At the same time, the Japanese capital believes that the North Korean nuclear-missile puzzle cannot be solved without China, which is the main supplier of oil to the North of the Korean Peninsula and has significant economic influence in the DPRK. In addition, Abe is committed to improving bilateral relations with China as this year marks the 45th anniversary of the normalization of diplomatic relations between Tokyo and Beijing. Finally, the Japanese prime minister intends to hold a trilateral summit in Tokyo with the leaders of China and South Korea later this year. This will be the first such meeting since November 2015.

Due to these circumstances, Tokyo decided not to annoy Beijing and Seoul once again. It is noteworthy that Abe's decision not to attend the temple came at a time when tensions between the United States and North Korea are growing in connection with the threat of Pyongyang to launch ballistic missiles towards the American island of Guam through Japan. However, Japanese commentators fear that by yielding too much to neighboring countries regarding Yasukuni Shrine, Abe risks undermining his conservative support base in the country and hitting his already dwindling rating.

In addition, the influential Japanese newspaper Asahi Shimbun notes in its commentary that for the third time in a row, Abe uses similar expressions at the August end of the war to emphasize his determination to renounce war.

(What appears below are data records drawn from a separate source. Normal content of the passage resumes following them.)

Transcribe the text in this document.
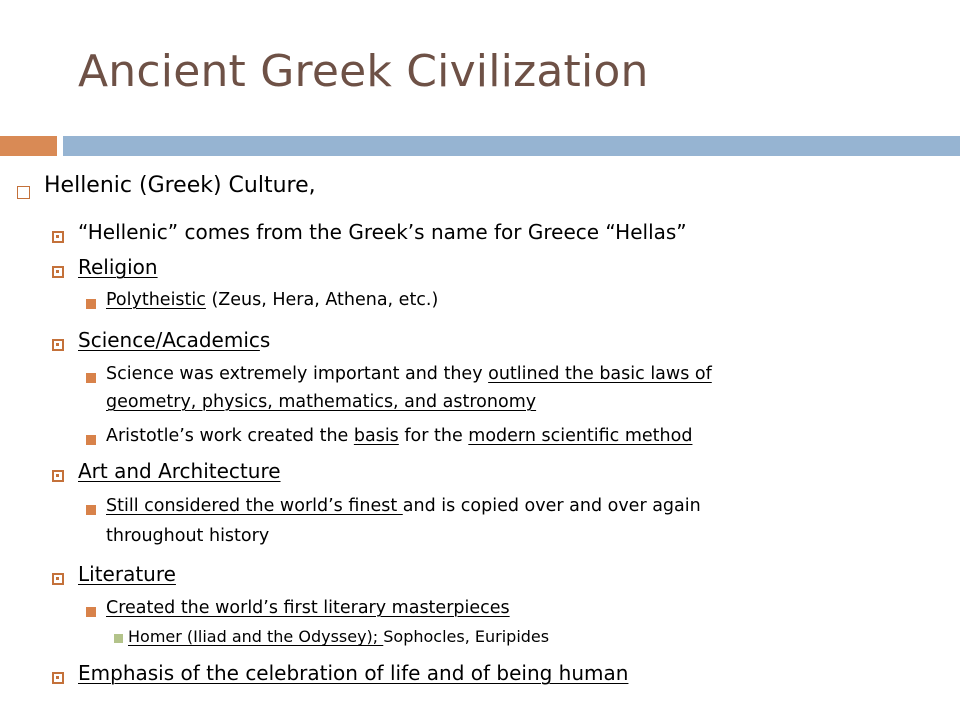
Ancient Greek Civilization
Hellenic (Greek) Culture,
“Hellenic” comes from the Greek’s name for Greece “Hellas”
Religion
Polytheistic (Zeus, Hera, Athena, etc.)
Science/Academics
Science was extremely important and they outlined the basic laws of
geometry, physics, mathematics, and astronomy
Aristotle’s work created the basis for the modern scientific method
Art and Architecture
Still considered the world’s finest and is copied over and over again
throughout history
Literature
Created the world’s first literary masterpieces
Homer (Iliad and the Odyssey); Sophocles, Euripides
Emphasis of the celebration of life and of being human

But at the same time, for the fifth year in a row, he did not mention Japan's responsibility for its aggression in Asia. Since former Prime Minister Morihiro Hosokawa first used the word “condolence” in 1993, subsequent prime ministers have always referred to Japanese aggression in Asia by using the phrase “deep remorse” or expressing “condolences” to Asian countries.

At the same time, attention is drawn to the fact that at this year's ceremony, after the announcement at noon of a minute of silence in memory of those killed in the war, Emperor Akihito (Hirohito's son) expressed "deep remorse" in his speech, as he did at similar ceremonies within the previous two years. The Emperor, in particular, said: "I sincerely hope that the horrors of war will never be repeated." His statement, as in the two previous ceremonies, is discordant with Abe's phraseology at these ceremonies.

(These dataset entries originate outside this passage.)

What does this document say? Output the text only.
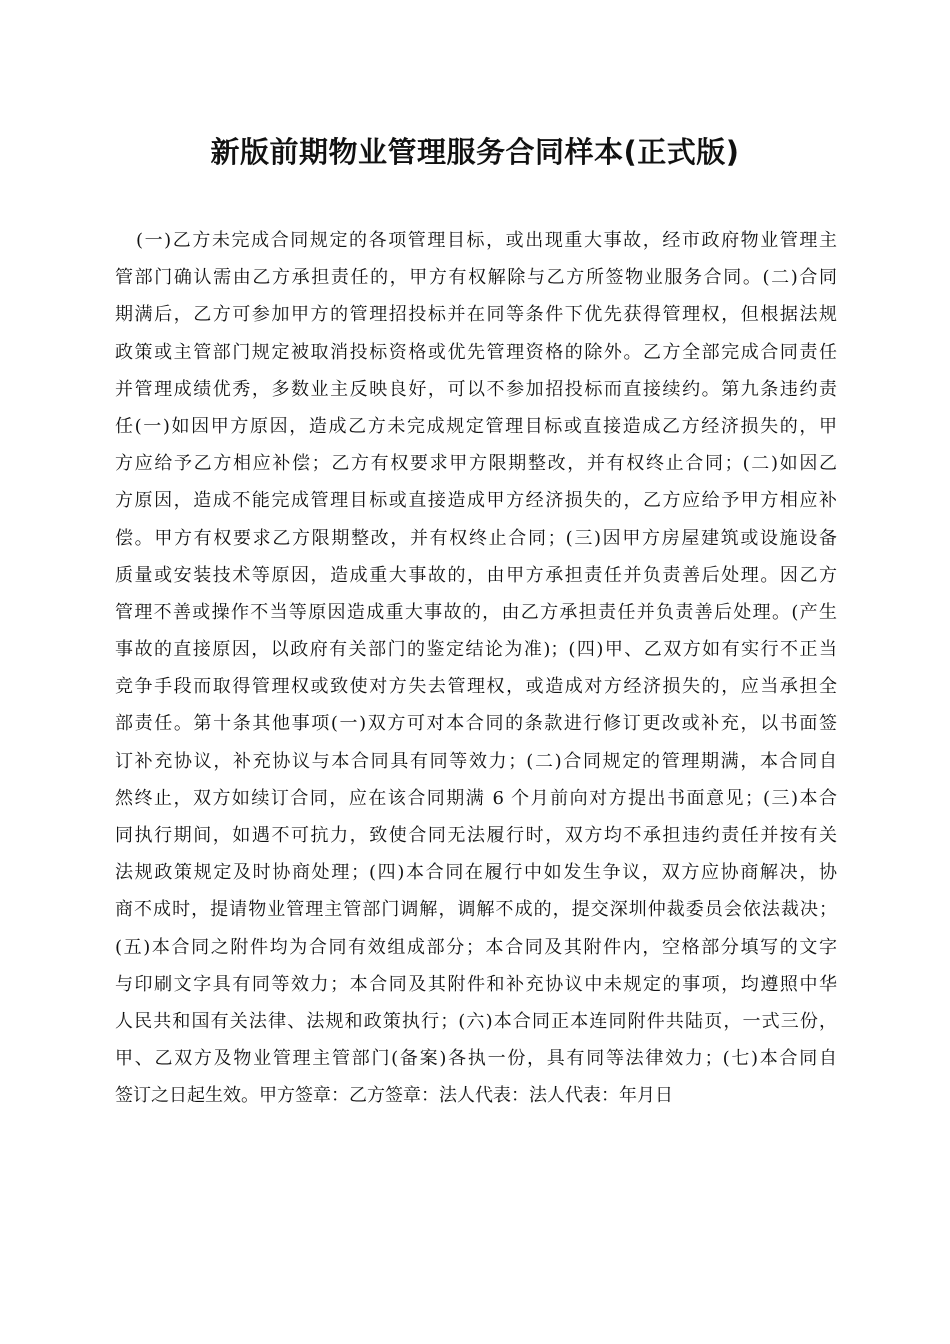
新版前期物业管理服务合同样本(正式版)
(一)乙方未完成合同规定的各项管理目标，或出现重大事故，经市政府物业管理主
管部门确认需由乙方承担责任的，甲方有权解除与乙方所签物业服务合同。(二)合同
期满后，乙方可参加甲方的管理招投标并在同等条件下优先获得管理权，但根据法规
政策或主管部门规定被取消投标资格或优先管理资格的除外。乙方全部完成合同责任
并管理成绩优秀，多数业主反映良好，可以不参加招投标而直接续约。第九条违约责
任(一)如因甲方原因，造成乙方未完成规定管理目标或直接造成乙方经济损失的，甲
方应给予乙方相应补偿；乙方有权要求甲方限期整改，并有权终止合同；(二)如因乙
方原因，造成不能完成管理目标或直接造成甲方经济损失的，乙方应给予甲方相应补
偿。甲方有权要求乙方限期整改，并有权终止合同；(三)因甲方房屋建筑或设施设备
质量或安装技术等原因，造成重大事故的，由甲方承担责任并负责善后处理。因乙方
管理不善或操作不当等原因造成重大事故的，由乙方承担责任并负责善后处理。(产生
事故的直接原因，以政府有关部门的鉴定结论为准)；(四)甲、乙双方如有实行不正当
竞争手段而取得管理权或致使对方失去管理权，或造成对方经济损失的，应当承担全
部责任。第十条其他事项(一)双方可对本合同的条款进行修订更改或补充，以书面签
订补充协议，补充协议与本合同具有同等效力；(二)合同规定的管理期满，本合同自
然终止，双方如续订合同，应在该合同期满 6 个月前向对方提出书面意见；(三)本合
同执行期间，如遇不可抗力，致使合同无法履行时，双方均不承担违约责任并按有关
法规政策规定及时协商处理；(四)本合同在履行中如发生争议，双方应协商解决，协
商不成时，提请物业管理主管部门调解，调解不成的，提交深圳仲裁委员会依法裁决；
(五)本合同之附件均为合同有效组成部分；本合同及其附件内，空格部分填写的文字
与印刷文字具有同等效力；本合同及其附件和补充协议中未规定的事项，均遵照中华
人民共和国有关法律、法规和政策执行；(六)本合同正本连同附件共陆页，一式三份，
甲、乙双方及物业管理主管部门(备案)各执一份，具有同等法律效力；(七)本合同自
签订之日起生效。甲方签章：乙方签章：法人代表：法人代表：年月日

The right-wing conservative newspaper Sankey Shimbun, for its part, criticizes Abe for refusing to personally visit the Yasukuni temple. According to the newspaper, Prime Minister Shinzo Abe made an offering to the temple as chairman of the LDP, but it is regrettable that he himself did not make pilgrimages. On this day in the temple, the publication laments, not a single minister visited, which is very sad.

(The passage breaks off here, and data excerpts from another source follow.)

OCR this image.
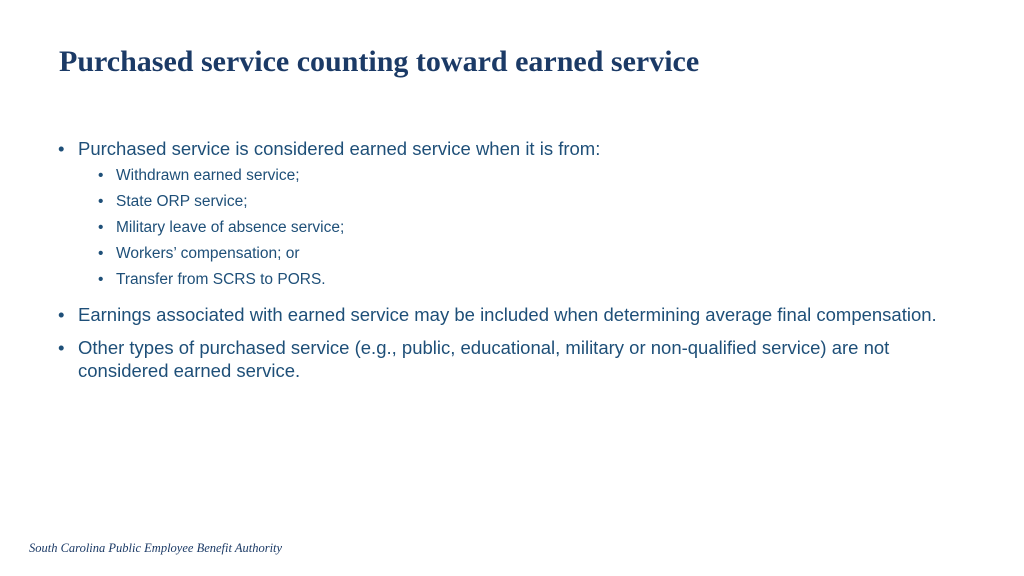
Purchased service counting toward earned service
• Purchased service is considered earned service when it is from:
• Withdrawn earned service;
• State ORP service;
• Military leave of absence service;
• Workers’ compensation; or
• Transfer from SCRS to PORS.
• Earnings associated with earned service may be included when determining average final compensation.
• Other types of purchased service (e.g., public, educational, military or non-qualified service) are not considered earned service.
South Carolina Public Employee Benefit Authority
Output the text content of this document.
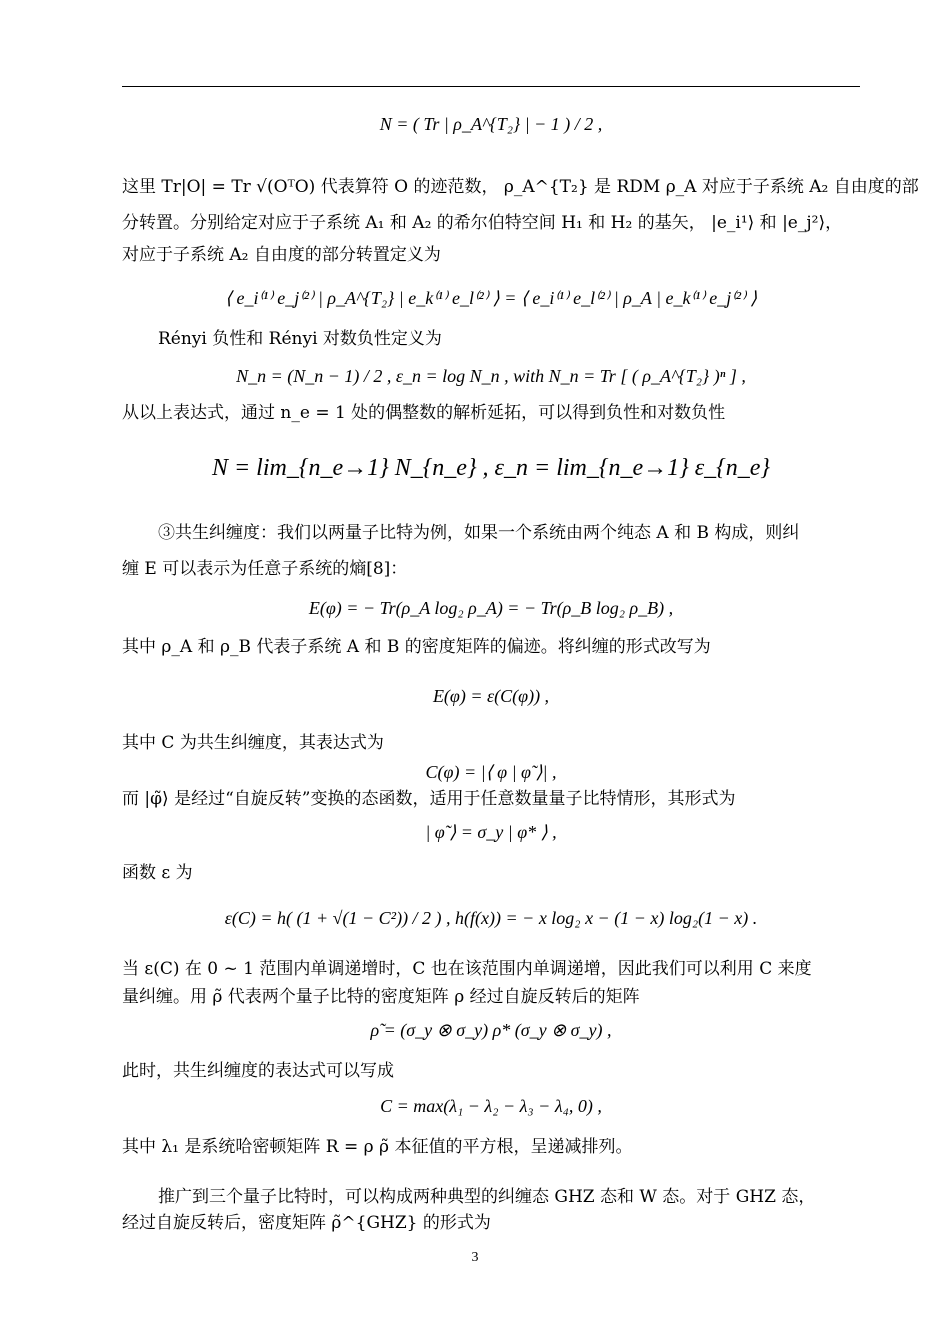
N = ( Tr | ρ_A^{T₂} | − 1 ) / 2 ,
这里 Tr|O| = Tr √(OᵀO) 代表算符 O 的迹范数， ρ_A^{T₂} 是 RDM ρ_A 对应于子系统 A₂ 自由度的部
分转置。分别给定对应于子系统 A₁ 和 A₂ 的希尔伯特空间 H₁ 和 H₂ 的基矢， |e_i¹⟩ 和 |e_j²⟩，
对应于子系统 A₂ 自由度的部分转置定义为
⟨ e_i⁽¹⁾ e_j⁽²⁾ | ρ_A^{T₂} | e_k⁽¹⁾ e_l⁽²⁾ ⟩ = ⟨ e_i⁽¹⁾ e_l⁽²⁾ | ρ_A | e_k⁽¹⁾ e_j⁽²⁾ ⟩
Rényi 负性和 Rényi 对数负性定义为
N_n = (N_n − 1) / 2 , ε_n = log N_n , with N_n = Tr [ ( ρ_A^{T₂} )ⁿ ] ,
从以上表达式，通过 n_e = 1 处的偶整数的解析延拓，可以得到负性和对数负性
N = lim_{n_e→1} N_{n_e} , ε_n = lim_{n_e→1} ε_{n_e}
③共生纠缠度：我们以两量子比特为例，如果一个系统由两个纯态 A 和 B 构成，则纠
缠 E 可以表示为任意子系统的熵[8]：
E(φ) = − Tr(ρ_A log₂ ρ_A) = − Tr(ρ_B log₂ ρ_B) ,
其中 ρ_A 和 ρ_B 代表子系统 A 和 B 的密度矩阵的偏迹。将纠缠的形式改写为
E(φ) = ε(C(φ)) ,
其中 C 为共生纠缠度，其表达式为
C(φ) = |⟨ φ | φ̃ ⟩| ,
而 |φ̃⟩ 是经过“自旋反转”变换的态函数，适用于任意数量量子比特情形，其形式为
| φ̃ ⟩ = σ_y | φ* ⟩ ,
函数 ε 为
ε(C) = h( (1 + √(1 − C²)) / 2 ) , h(f(x)) = − x log₂ x − (1 − x) log₂(1 − x) .
当 ε(C) 在 0 ~ 1 范围内单调递增时，C 也在该范围内单调递增，因此我们可以利用 C 来度
量纠缠。用 ρ̃ 代表两个量子比特的密度矩阵 ρ 经过自旋反转后的矩阵
ρ̃ = (σ_y ⊗ σ_y) ρ* (σ_y ⊗ σ_y) ,
此时，共生纠缠度的表达式可以写成
C = max(λ₁ − λ₂ − λ₃ − λ₄, 0) ,
其中 λ₁ 是系统哈密顿矩阵 R = ρ ρ̃ 本征值的平方根，呈递减排列。
推广到三个量子比特时，可以构成两种典型的纠缠态 GHZ 态和 W 态。对于 GHZ 态，
经过自旋反转后，密度矩阵 ρ̃^{GHZ} 的形式为
3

The Sankei Shimbun indicates that in previous years, the Prime Minister always made a pilgrimage at the head of a delegation of government members. However, China began to interfere with the ritual with its protests after then Prime Minister Yasuhiro Nakasone made an official visit to Yasukuni in August 1985. Long-term Prime Minister Junichiro Koizumi also attended the temple every year from 2001 to 2006. He did this demonstratively, despite strong protests from Beijing. Koizumi's actions led to anti-Japanese pogroms in China in 2005 and brought Sino-Japanese relations to an extremely low point.

Judging by everything, it is unlikely that the August Yusukuni obstruction by the Japanese government will become a permanent phenomenon, and visits by Japanese officials and politicians of the military temple will remain a "thorn" for Japan's relations with its Asian neighbors, primarily with China and South Korea.